资源不足时，何时新增Executor：当有Task处于pending状态，意味着资源不足，此时需要增加Executor。这段时间由spark.dynamicAllocation.schedulerBacklogTimeout控制，默认1s。对应上述step6和step7之间的时间。
该新增多少Executor：新增Executor的个数主要依据是当前负载情况，即running和pending任务数以及当前Executor个数决定。用maxNumExecutorsNeeded代表当前实际需要的最大Executor个数，maxNumExecutorsNeeded和当前Executor个数的差值即是潜在的新增Executor的个数。注意：之所以说潜在的个数，是因为最终新增的Executor个数还有别的因素需要考虑，后面会有分析。下面是maxNumExecutorsNeeded计算方法：

  private def maxNumExecutorsNeeded(): Int = {
    val numRunningOrPendingTasks = listener.totalPendingTasks + listener.totalRunningTasks
    math.ceil(numRunningOrPendingTasks * executorAllocationRatio /
              tasksPerExecutorForFullParallelism)
      .toInt
  }

其中numRunningOrPendingTasks为当前running和pending任务数之和。

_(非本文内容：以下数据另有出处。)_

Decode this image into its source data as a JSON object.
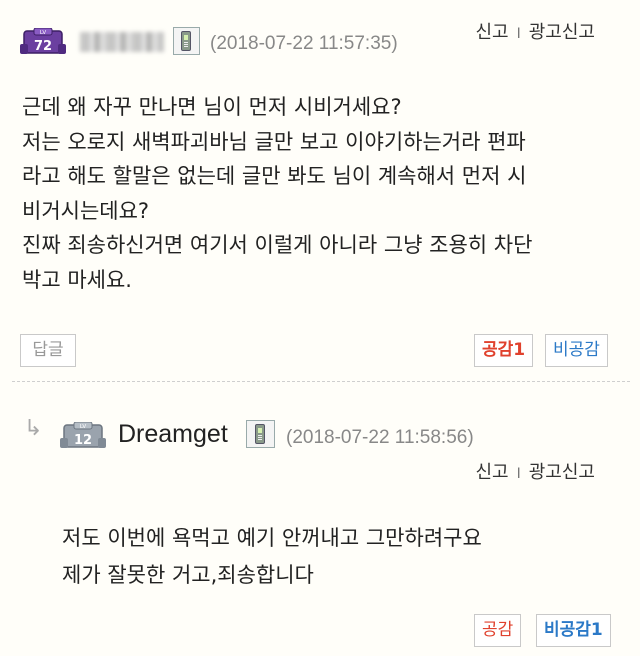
{
  "comments": [
    {
      "level": "72",
      "level_tag": "LV",
      "author_name": "",
      "author_blurred": true,
      "device_icon": "mobile-phone-icon",
      "datetime": "(2018-07-22 11:57:35)",
      "report_label": "신고",
      "ad_report_label": "광고신고",
      "separator": "I",
      "body": "근데 왜 자꾸 만나면 님이 먼저 시비거세요?\n저는 오로지 새벽파괴바님 글만 보고 이야기하는거라 편파\n라고 해도 할말은 없는데 글만 봐도 님이 계속해서 먼저 시\n비거시는데요?\n진짜 죄송하신거면 여기서 이럴게 아니라 그냥 조용히 차단\n박고 마세요.",
      "reply_label": "답글",
      "like_label": "공감1",
      "dislike_label": "비공감"
    },
    {
      "is_reply": true,
      "reply_arrow": "↳",
      "level": "12",
      "level_tag": "LV",
      "author_name": "Dreamget",
      "device_icon": "mobile-phone-icon",
      "datetime": "(2018-07-22 11:58:56)",
      "report_label": "신고",
      "ad_report_label": "광고신고",
      "separator": "I",
      "body": "저도 이번에 욕먹고 예기 안꺼내고 그만하려구요\n제가 잘못한 거고,죄송합니다",
      "like_label": "공감",
      "dislike_label": "비공감1"
    }
  ],
  "colors": {
    "like": "#e0412d",
    "dislike": "#2b79c7",
    "level_badge_purple": "#6b3fa0",
    "level_badge_grey": "#9aa3ad"
  }
}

executorAllocationRatio：最理想的情况下，有多少待执行的任务，那么我们就新增多少个Executor，从而达到最大的任务并发度。但是这也有副作用，如果当前任务都是小任务，那么这一策略就会造成资源浪费。可能最后申请的Executor还没启动，这些小任务已经被执行完了。该值是一个系数值，范围[0~1]。默认1.

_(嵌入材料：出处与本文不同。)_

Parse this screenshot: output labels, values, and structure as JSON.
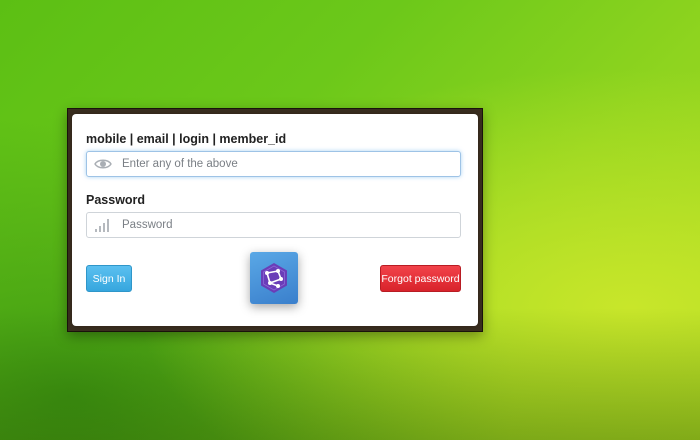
{
  "form": {
    "login_label": "mobile | email | login | member_id",
    "login_placeholder": "Enter any of the above",
    "login_value": "",
    "password_label": "Password",
    "password_placeholder": "Password",
    "password_value": ""
  },
  "buttons": {
    "signin_label": "Sign In",
    "forgot_label": "Forgot password"
  },
  "icons": {
    "login_field_icon": "eye-icon",
    "password_field_icon": "signal-bars-icon",
    "app_logo": "hexagon-network-icon"
  },
  "colors": {
    "signin_button": "#36a6de",
    "forgot_button": "#d8232b",
    "background_green": "#6cc81a",
    "logo_tile": "#3a7fcc",
    "logo_hex": "#6a3db8"
  }
}
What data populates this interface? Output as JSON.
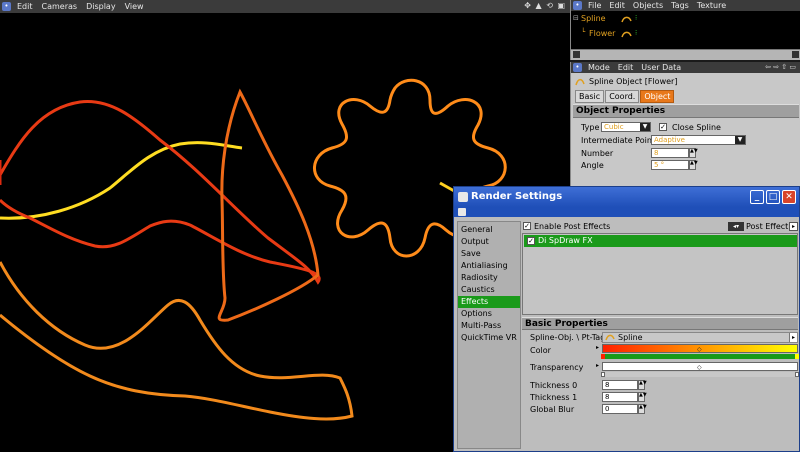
{
  "viewport": {
    "menu": [
      "Edit",
      "Cameras",
      "Display",
      "View"
    ],
    "nav_icons": "✥ ▲ ⟲ ▣"
  },
  "object_manager": {
    "menu": [
      "File",
      "Edit",
      "Objects",
      "Tags",
      "Texture"
    ],
    "objects": [
      {
        "name": "Spline",
        "color": "#e0a020"
      },
      {
        "name": "Flower",
        "color": "#e0a020"
      }
    ]
  },
  "attribute_manager": {
    "menu": [
      "Mode",
      "Edit",
      "User Data"
    ],
    "title": "Spline Object [Flower]",
    "tabs": [
      "Basic",
      "Coord.",
      "Object"
    ],
    "active_tab": "Object",
    "section": "Object Properties",
    "type_label": "Type",
    "type_value": "Cubic",
    "close_spline_label": "Close Spline",
    "close_spline_checked": true,
    "intermediate_label": "Intermediate Points",
    "intermediate_value": "Adaptive",
    "number_label": "Number",
    "number_value": "8",
    "angle_label": "Angle",
    "angle_value": "5 °"
  },
  "render_settings": {
    "title": "Render Settings",
    "sidebar": [
      "General",
      "Output",
      "Save",
      "Antialiasing",
      "Radiosity",
      "Caustics",
      "Effects",
      "Options",
      "Multi-Pass",
      "QuickTime VR"
    ],
    "active_item": "Effects",
    "enable_post_effects_label": "Enable Post Effects",
    "enable_post_effects_checked": true,
    "post_effect_button": "Post Effect",
    "post_effects": [
      {
        "name": "Di SpDraw FX",
        "enabled": true
      }
    ],
    "basic_properties": "Basic Properties",
    "spline_obj_label": "Spline-Obj. \\ Pt-Tag",
    "spline_obj_value": "Spline",
    "color_label": "Color",
    "transparency_label": "Transparency",
    "thickness0_label": "Thickness 0",
    "thickness0_value": "8",
    "thickness1_label": "Thickness 1",
    "thickness1_value": "8",
    "global_blur_label": "Global Blur",
    "global_blur_value": "0",
    "colors": {
      "accent": "#1a9a1a",
      "title_bar": "#2c5cc5",
      "gradient_start": "#ff2000",
      "gradient_end": "#ffff00"
    }
  }
}
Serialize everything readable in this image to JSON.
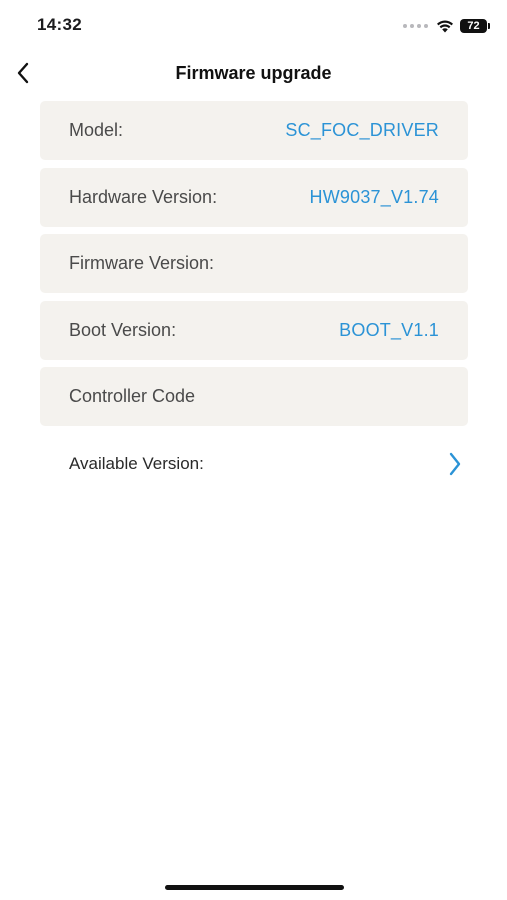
{
  "status_bar": {
    "time": "14:32",
    "battery_level": "72"
  },
  "nav": {
    "title": "Firmware upgrade",
    "back_icon": "chevron-left-icon"
  },
  "info_rows": [
    {
      "label": "Model:",
      "value": "SC_FOC_DRIVER"
    },
    {
      "label": "Hardware Version:",
      "value": "HW9037_V1.74"
    },
    {
      "label": "Firmware Version:",
      "value": ""
    },
    {
      "label": "Boot Version:",
      "value": "BOOT_V1.1"
    },
    {
      "label": "Controller Code",
      "value": ""
    }
  ],
  "available": {
    "label": "Available Version:",
    "icon": "chevron-right-icon"
  },
  "colors": {
    "accent": "#2b93d6",
    "card_background": "#f4f2ee",
    "label_text": "#4a4a4a"
  }
}
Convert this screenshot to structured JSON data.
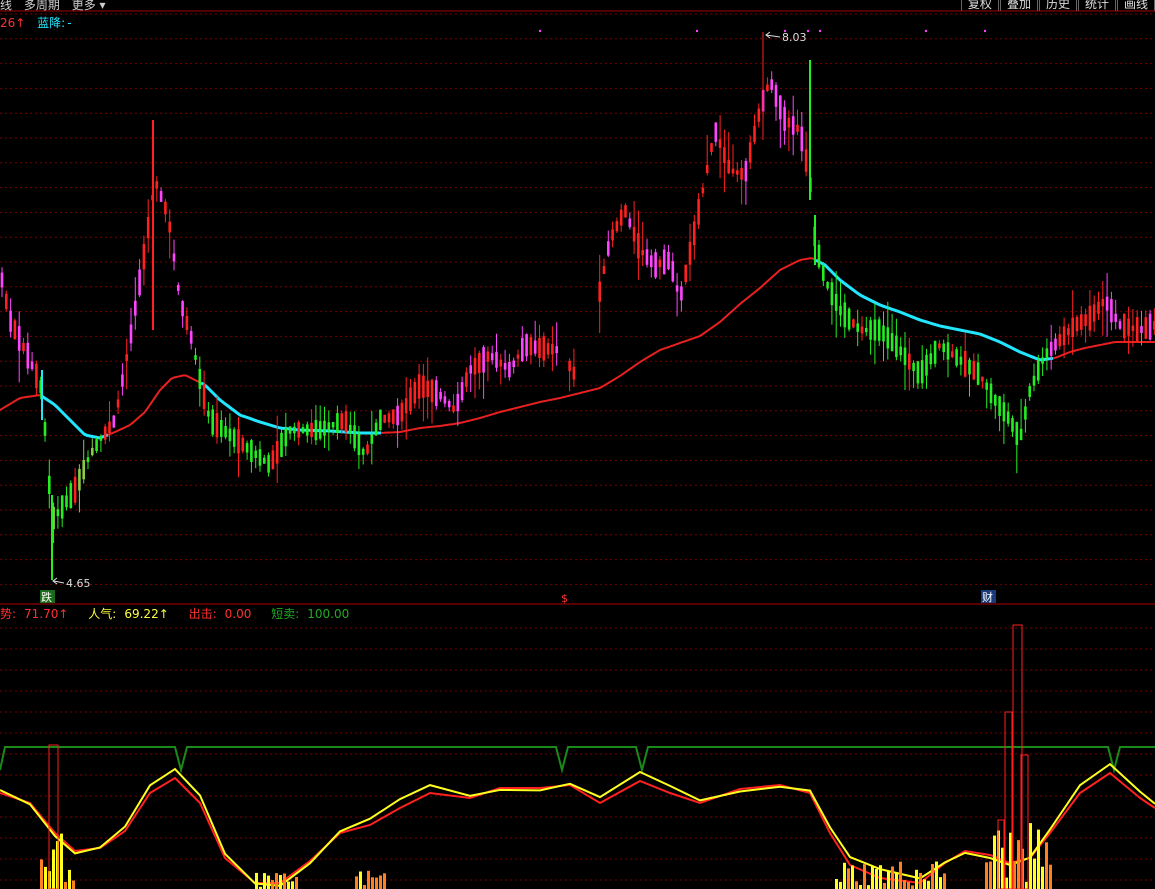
{
  "toolbar": {
    "menu": [
      "线",
      "多周期",
      "更多 ▾"
    ],
    "buttons": [
      "复权",
      "叠加",
      "历史",
      "统计",
      "画线"
    ]
  },
  "main_panel": {
    "readout": {
      "first": "26↑",
      "second_label": "蓝降:",
      "second_value": "-"
    },
    "high_label": "8.03",
    "low_label": "4.65",
    "markers": [
      "跌",
      "$",
      "财"
    ]
  },
  "indicator_panel": {
    "readout": [
      {
        "label": "势:",
        "value": "71.70↑",
        "color": "#ff3030"
      },
      {
        "label": "人气:",
        "value": "69.22↑",
        "color": "#ffff40"
      },
      {
        "label": "出击:",
        "value": "0.00",
        "color": "#ff3030"
      },
      {
        "label": "短卖:",
        "value": "100.00",
        "color": "#22aa22"
      }
    ]
  },
  "colors": {
    "up": "#ff2020",
    "down": "#22ee22",
    "magenta": "#ff44ff",
    "cyan": "#22e6ff",
    "ma_red": "#e82020",
    "grid": "#7a0000",
    "yellow": "#ffff20",
    "green_line": "#1a8a1a"
  }
}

tasksPerExecutorForFullParallelism：每个Executor的最大并发数，简单理解为：cpu核心数（spark.executor.cores）/ 每个任务占用的核心数（spark.task.cpus）。

2. executor 动态调整的范围

要实现资源的动态调整，那么限定调整范围是最先考虑的事情，

Spark通过下面几个参数实现：

spark.dynamicAllocation.minExecutors：Executor调整下限。（默认值：0）
spark.dynamicAllocation.maxExecutors：Executor调整上限。（默认值：Integer.MAX_VALUE）
spark.dynamicAllocation.initialExecutors：Executor初始数量（默认值：minExecutors）。

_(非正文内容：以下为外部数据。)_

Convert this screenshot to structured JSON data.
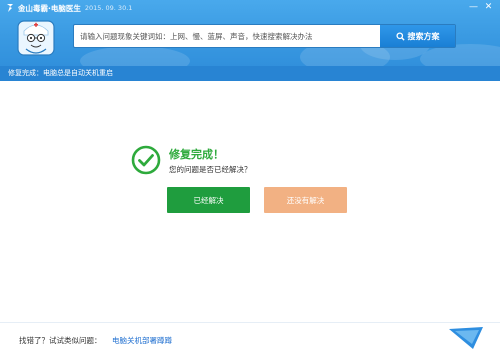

三者的关系必须满足：minExecutors <= initialExecutors <= maxExecutors

注意：如果显示指定了num-executors参数，那么initialExecutors就是num-executor指定的值。

Executor既提供计算能力，也提供存储能力。这些因超时被杀死的Executor中持久化的数据如何处理？

如果Executor中缓存了数据，那么该Executor的Idle-timeout时间就不是由executorIdleTimeout决定，而是用 spark.dynamicAllocation.cachedExecutorIdleTimeout 控制，默认值：Integer.MAX_VALUE。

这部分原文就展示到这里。